Nelle farmacie venete eseguiti oltre 30mila tamponi rapidi

A poco più di un mese dall'avvio del servizio la media quotidiana è di oltre 800 tamponi eseguiti nelle farmacie della Regione.

Sono oltre 30mila i tamponi rapidi, solo 1.015 dei quali positivi, effettuati in 361 farmacie venete da inizio gennaio ad oggi. A poco più di un mese dall’avvio del servizio  la  media quotidiana è di oltre 800 tamponi che sale a quasi 1.500 nei primi giorni di febbraio. Sono questi i dati della Regione Veneto riguardo all’operatività delle farmacie territoriali nella lotta al Covid-19 tramite il monitoraggio della popolazione asintomatica che non rientra quindi nel circuito dei pazienti dichiaratamente affetti dalla patologia o portatori di sintomi da comprovare. 

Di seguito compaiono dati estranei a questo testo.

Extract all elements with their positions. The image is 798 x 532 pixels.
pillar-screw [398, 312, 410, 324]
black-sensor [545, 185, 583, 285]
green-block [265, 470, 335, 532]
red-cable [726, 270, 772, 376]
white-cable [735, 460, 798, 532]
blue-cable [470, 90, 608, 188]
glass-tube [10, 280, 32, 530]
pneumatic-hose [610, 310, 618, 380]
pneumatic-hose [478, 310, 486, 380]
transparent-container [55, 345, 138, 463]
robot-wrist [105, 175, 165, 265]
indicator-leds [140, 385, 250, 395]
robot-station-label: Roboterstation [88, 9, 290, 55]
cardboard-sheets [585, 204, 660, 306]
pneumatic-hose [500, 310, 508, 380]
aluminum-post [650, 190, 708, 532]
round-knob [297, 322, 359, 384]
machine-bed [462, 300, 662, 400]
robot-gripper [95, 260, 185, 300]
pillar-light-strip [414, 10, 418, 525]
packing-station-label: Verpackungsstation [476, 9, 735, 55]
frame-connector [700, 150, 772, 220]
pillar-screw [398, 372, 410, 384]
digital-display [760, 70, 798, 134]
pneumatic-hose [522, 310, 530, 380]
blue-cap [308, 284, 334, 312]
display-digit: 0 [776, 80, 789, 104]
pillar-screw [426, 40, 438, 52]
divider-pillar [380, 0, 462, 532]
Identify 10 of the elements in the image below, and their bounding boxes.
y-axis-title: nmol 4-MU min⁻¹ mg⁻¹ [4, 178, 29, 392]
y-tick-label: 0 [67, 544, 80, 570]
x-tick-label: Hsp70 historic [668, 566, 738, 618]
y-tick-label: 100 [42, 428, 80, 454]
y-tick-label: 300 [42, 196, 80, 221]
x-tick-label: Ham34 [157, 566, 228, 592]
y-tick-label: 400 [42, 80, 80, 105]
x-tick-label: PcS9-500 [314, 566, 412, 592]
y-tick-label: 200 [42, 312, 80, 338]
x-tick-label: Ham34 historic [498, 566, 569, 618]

«Il dato è rimarchevole – dichiara Andrea Bellon, presidente di FederFarma Veneto – ed evidenzia una prassi ormai consolidata. Di notevole importanza anche il dato relativo ai positivi –  poco più del 3% -: questo significa che abbiamo individuato molti  asintomatici che altrimenti avrebbero potuto contagiare migliaia di  persone. È evidente che il cittadino ci riconosce come l’operatore sanitario al quale riferirsi in modo veloce ed efficace per ottenere in tempi rapidissimi l’esito del tampone necessario in molto casi per il lavoro, per le attività sportive e in generale per avere la sicurezza di  non essere contagiati. Sono numerosi, infatti, i parenti di persone anziane o malate che si rivolgono alla farmacia perché si preoccupano di non esporre al rischio i soggetti fragili con cui vengono a contatto». 

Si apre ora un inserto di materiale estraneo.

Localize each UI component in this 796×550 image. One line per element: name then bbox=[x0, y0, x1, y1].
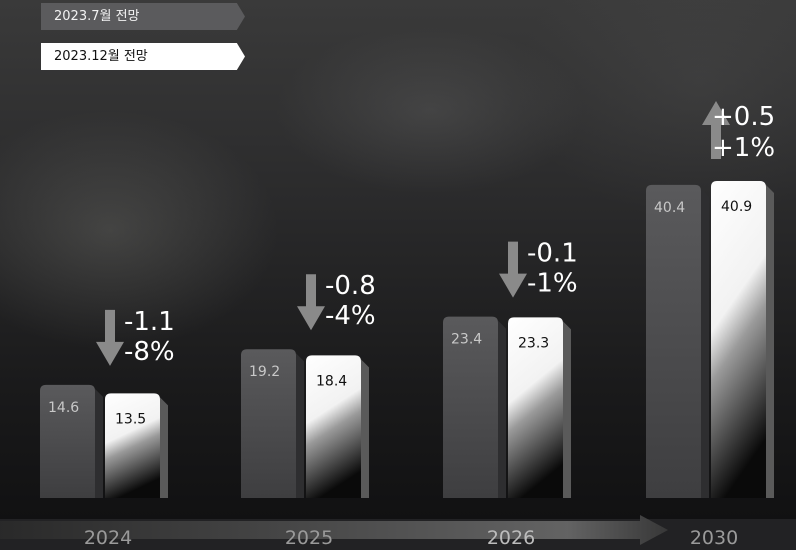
change-delta-2026: -0.1 bbox=[527, 239, 578, 269]
value-label-dec-2025: 18.4 bbox=[316, 373, 347, 389]
bar-dec-2030 bbox=[711, 181, 774, 498]
change-delta-2030: +0.5 bbox=[712, 102, 775, 132]
change-percent-2030: +1% bbox=[712, 133, 775, 163]
value-label-dec-2026: 23.3 bbox=[518, 335, 549, 351]
change-delta-2024: -1.1 bbox=[124, 307, 175, 337]
value-label-dec-2024: 13.5 bbox=[115, 411, 146, 427]
change-arrow-2024 bbox=[96, 309, 124, 366]
timeline-arrow bbox=[0, 515, 668, 545]
change-percent-2025: -4% bbox=[325, 301, 376, 331]
bar-jul-2025 bbox=[241, 349, 304, 498]
change-arrow-2026 bbox=[499, 241, 527, 298]
change-delta-2025: -0.8 bbox=[325, 271, 376, 301]
value-label-jul-2024: 14.6 bbox=[48, 400, 79, 416]
bar-jul-2026 bbox=[443, 316, 506, 498]
x-tick-label-2026: 2026 bbox=[487, 527, 535, 549]
legend-jul-forecast: 2023.7월 전망 bbox=[41, 3, 245, 30]
bar-dec-2026 bbox=[508, 317, 571, 498]
legend-dec-forecast: 2023.12월 전망 bbox=[41, 43, 245, 70]
bar-dec-2024 bbox=[105, 393, 168, 498]
value-label-jul-2026: 23.4 bbox=[451, 332, 482, 348]
change-percent-2026: -1% bbox=[527, 269, 578, 299]
value-label-jul-2030: 40.4 bbox=[654, 200, 685, 216]
value-label-dec-2030: 40.9 bbox=[721, 199, 752, 215]
change-percent-2024: -8% bbox=[124, 337, 175, 367]
value-label-jul-2025: 19.2 bbox=[249, 364, 280, 380]
x-tick-label-2025: 2025 bbox=[285, 527, 333, 549]
change-arrow-2025 bbox=[297, 274, 325, 331]
bar-dec-2025 bbox=[306, 355, 369, 498]
x-tick-label-2024: 2024 bbox=[84, 527, 132, 549]
bar-jul-2030 bbox=[646, 184, 709, 498]
bar-jul-2024 bbox=[40, 384, 103, 498]
x-tick-label-2030: 2030 bbox=[690, 527, 738, 549]
change-arrow-2030 bbox=[702, 101, 730, 160]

«Un dato a nostro avviso molto significativo, – conclude Bellon – è il ruolo determinante che sta rivestendo la Farmacia veneta in questo particolare momento storico. Certificare che su 31.000 test effettuati 30.000 sono negativi significa offrire alla statistica un dato fondamentale per porre il Veneto in una situazione più favorevole con un tasso di contagio meno elevato. Qualora, invece, nelle farmacie si riscontrasse un aumento della positività negli asintomatici, la Sanità regionale potrà disporre di dati certi, altrimenti “invisibili”,  sui quali calibrare le strategie più opportune».